Até hoje, o líder russo descreve a maior invasão europeia desde o fim da Segunda Guerra Mundial como uma "operação militar especial". E não como uma guerra em larga escala que bombardeou civis em toda a Ucrânia, levando mais de 13 milhões a cruzar a fronteira como refugiados ou a se deslocar dentro do próprio país.
Seu objetivo declarado em 24 de fevereiro de 2022 era "desmilitarizar e desnazificar" a Ucrânia — e não ocupá-la pela força —, dias depois de reconhecer a independência de duas regiões separatistas no leste da Ucrânia, ocupadas por forças rebeldes apoiadas pela Rússia desde 2014.
Ele prometeu proteger a população de oito anos de intimidação e genocídio ucranianos — uma alegação da propaganda russa sem qualquer fundamento na realidade. Ele falou em impedir o avanço da Organização do Tratado do Atlântico Norte (Otan) por meio da Ucrânia, e depois acrescentou o objetivo de garantir o status neutro da Ucrânia.
Putin nunca disse isso com todas as letras, mas no topo da sua agenda estava derrubar o governo do presidente eleito da Ucrânia, Volodymyr Zelensky.
"O inimigo me designou como alvo número um; minha família é o alvo número dois", declarou Zelensky. As tropas russas fizeram duas tentativas de invadir o complexo presidencial, segundo o assessor dele.

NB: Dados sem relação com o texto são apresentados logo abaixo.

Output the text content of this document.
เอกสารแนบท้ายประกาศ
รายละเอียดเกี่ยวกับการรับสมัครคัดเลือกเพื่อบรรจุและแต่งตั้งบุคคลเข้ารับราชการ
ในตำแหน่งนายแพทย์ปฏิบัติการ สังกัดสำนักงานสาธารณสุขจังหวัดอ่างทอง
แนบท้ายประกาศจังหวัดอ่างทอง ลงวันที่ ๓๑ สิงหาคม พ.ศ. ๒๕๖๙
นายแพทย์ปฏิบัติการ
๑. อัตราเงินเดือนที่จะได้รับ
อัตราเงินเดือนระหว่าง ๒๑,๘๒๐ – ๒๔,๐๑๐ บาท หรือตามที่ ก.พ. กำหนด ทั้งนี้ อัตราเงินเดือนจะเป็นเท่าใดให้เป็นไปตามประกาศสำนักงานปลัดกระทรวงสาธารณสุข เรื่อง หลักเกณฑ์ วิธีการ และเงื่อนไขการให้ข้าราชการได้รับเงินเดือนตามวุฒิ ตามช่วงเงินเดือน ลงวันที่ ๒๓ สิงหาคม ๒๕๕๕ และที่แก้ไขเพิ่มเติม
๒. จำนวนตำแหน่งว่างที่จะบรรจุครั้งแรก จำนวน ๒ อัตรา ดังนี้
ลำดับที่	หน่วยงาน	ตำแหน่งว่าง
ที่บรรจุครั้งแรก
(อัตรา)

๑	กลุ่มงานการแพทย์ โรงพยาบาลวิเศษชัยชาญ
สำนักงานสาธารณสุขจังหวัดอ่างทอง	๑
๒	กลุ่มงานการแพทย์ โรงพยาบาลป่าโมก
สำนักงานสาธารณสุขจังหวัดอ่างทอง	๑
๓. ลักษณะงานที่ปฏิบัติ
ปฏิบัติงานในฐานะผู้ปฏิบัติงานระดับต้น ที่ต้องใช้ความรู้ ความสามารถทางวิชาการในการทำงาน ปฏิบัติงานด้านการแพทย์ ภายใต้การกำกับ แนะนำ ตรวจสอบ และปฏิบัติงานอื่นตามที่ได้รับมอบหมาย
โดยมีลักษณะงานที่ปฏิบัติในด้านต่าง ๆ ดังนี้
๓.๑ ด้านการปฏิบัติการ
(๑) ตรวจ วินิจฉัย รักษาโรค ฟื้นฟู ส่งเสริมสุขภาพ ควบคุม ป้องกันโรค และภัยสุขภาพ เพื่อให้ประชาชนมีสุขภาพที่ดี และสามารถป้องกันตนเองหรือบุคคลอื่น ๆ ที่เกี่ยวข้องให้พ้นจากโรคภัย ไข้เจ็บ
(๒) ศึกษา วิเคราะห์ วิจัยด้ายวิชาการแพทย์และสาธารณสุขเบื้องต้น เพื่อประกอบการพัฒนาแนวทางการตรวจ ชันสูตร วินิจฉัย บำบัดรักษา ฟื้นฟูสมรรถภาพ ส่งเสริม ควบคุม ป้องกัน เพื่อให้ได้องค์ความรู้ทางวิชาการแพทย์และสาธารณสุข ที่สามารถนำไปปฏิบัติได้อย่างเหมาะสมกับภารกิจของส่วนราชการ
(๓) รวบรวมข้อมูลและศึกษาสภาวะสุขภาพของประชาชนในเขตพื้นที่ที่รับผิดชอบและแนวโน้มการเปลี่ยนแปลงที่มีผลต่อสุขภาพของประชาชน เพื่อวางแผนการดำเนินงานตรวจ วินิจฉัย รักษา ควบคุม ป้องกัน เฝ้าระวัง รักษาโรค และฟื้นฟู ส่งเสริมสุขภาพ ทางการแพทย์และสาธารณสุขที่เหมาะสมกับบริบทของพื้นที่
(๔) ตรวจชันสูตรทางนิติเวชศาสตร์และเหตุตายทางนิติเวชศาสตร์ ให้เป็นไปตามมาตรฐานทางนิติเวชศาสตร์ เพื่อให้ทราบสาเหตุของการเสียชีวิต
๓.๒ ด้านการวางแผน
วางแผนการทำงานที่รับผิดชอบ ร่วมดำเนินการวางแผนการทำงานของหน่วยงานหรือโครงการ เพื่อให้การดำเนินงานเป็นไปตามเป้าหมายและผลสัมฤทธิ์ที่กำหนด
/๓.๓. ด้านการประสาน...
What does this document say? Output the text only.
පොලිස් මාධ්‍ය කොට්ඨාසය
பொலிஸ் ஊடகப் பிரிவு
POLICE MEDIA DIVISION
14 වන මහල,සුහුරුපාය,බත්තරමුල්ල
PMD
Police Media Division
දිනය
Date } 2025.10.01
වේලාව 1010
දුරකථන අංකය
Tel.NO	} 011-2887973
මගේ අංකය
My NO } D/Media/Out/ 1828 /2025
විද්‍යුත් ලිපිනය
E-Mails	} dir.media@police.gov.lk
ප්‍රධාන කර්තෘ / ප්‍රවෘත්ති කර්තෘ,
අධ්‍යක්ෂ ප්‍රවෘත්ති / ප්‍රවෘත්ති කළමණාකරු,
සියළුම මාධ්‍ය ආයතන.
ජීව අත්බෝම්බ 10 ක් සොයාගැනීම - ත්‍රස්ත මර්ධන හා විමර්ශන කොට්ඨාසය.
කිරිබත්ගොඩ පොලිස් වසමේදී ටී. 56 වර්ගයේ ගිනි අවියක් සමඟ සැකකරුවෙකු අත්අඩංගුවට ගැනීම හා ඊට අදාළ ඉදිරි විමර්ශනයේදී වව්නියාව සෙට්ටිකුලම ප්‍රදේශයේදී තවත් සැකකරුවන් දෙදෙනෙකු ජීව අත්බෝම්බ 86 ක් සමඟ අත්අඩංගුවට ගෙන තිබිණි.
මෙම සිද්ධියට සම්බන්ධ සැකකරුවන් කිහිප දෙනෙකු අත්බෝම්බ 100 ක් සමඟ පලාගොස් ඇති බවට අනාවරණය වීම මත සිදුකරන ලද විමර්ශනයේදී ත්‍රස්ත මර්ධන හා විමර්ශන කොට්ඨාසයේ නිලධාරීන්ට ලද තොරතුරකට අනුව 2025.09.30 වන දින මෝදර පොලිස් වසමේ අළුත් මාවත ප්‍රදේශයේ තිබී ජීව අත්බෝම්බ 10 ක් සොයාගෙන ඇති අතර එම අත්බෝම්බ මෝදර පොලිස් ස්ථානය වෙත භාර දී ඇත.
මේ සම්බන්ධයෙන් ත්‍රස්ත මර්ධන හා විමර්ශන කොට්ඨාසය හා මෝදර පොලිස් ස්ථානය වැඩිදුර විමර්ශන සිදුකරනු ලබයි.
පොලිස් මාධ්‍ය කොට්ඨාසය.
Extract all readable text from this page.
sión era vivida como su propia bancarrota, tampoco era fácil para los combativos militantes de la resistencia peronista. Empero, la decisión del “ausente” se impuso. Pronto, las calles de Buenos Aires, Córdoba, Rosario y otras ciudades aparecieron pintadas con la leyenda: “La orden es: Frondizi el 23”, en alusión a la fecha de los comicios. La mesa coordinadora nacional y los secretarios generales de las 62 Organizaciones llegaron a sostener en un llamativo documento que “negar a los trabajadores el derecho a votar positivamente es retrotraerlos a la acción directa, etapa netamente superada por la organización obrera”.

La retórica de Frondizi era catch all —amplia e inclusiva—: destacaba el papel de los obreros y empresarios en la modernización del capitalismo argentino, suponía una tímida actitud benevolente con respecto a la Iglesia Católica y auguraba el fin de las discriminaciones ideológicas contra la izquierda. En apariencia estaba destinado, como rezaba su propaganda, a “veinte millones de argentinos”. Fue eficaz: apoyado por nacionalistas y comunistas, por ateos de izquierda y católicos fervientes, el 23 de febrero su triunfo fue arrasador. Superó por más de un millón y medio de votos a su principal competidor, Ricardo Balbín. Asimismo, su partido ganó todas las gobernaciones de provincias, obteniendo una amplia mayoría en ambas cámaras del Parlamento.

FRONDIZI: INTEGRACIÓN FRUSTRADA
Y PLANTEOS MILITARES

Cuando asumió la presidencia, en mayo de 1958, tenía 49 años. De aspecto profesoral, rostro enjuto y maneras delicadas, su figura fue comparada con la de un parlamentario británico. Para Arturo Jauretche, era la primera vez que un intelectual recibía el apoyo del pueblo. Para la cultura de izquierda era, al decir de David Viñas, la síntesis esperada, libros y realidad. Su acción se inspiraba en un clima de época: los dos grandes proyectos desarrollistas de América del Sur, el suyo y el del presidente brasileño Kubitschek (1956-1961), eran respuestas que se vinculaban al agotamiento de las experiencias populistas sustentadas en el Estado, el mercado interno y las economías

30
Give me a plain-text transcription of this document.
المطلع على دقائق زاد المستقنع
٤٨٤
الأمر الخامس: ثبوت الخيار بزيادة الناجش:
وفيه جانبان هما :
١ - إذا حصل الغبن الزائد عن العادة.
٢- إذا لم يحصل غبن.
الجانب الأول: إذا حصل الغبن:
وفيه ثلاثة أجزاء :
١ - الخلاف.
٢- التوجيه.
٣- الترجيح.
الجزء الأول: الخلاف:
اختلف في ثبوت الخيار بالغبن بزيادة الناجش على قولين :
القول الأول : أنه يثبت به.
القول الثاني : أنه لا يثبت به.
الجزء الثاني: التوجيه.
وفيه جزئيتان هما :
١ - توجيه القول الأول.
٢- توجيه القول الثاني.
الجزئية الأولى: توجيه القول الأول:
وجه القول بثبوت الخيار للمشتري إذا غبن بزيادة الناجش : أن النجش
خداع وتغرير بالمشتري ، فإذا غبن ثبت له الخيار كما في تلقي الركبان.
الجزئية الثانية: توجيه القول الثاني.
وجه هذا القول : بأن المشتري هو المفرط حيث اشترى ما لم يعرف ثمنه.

As alegações russas de nazistas ucranianos cometendo genocídio nunca fizeram sentido, mas a agência de notícias estatal russa Ria Novosti explicou que "a desnazificação é também inevitavelmente a desucranização" — que, na prática, seria apagar o Estado moderno da Ucrânia.
Durante anos, o presidente russo negou à Ucrânia sua soberania, escrevendo em um longo artigo de 2023 que "russos e ucranianos eram um só povo", o que remontaria ao fim do século 9.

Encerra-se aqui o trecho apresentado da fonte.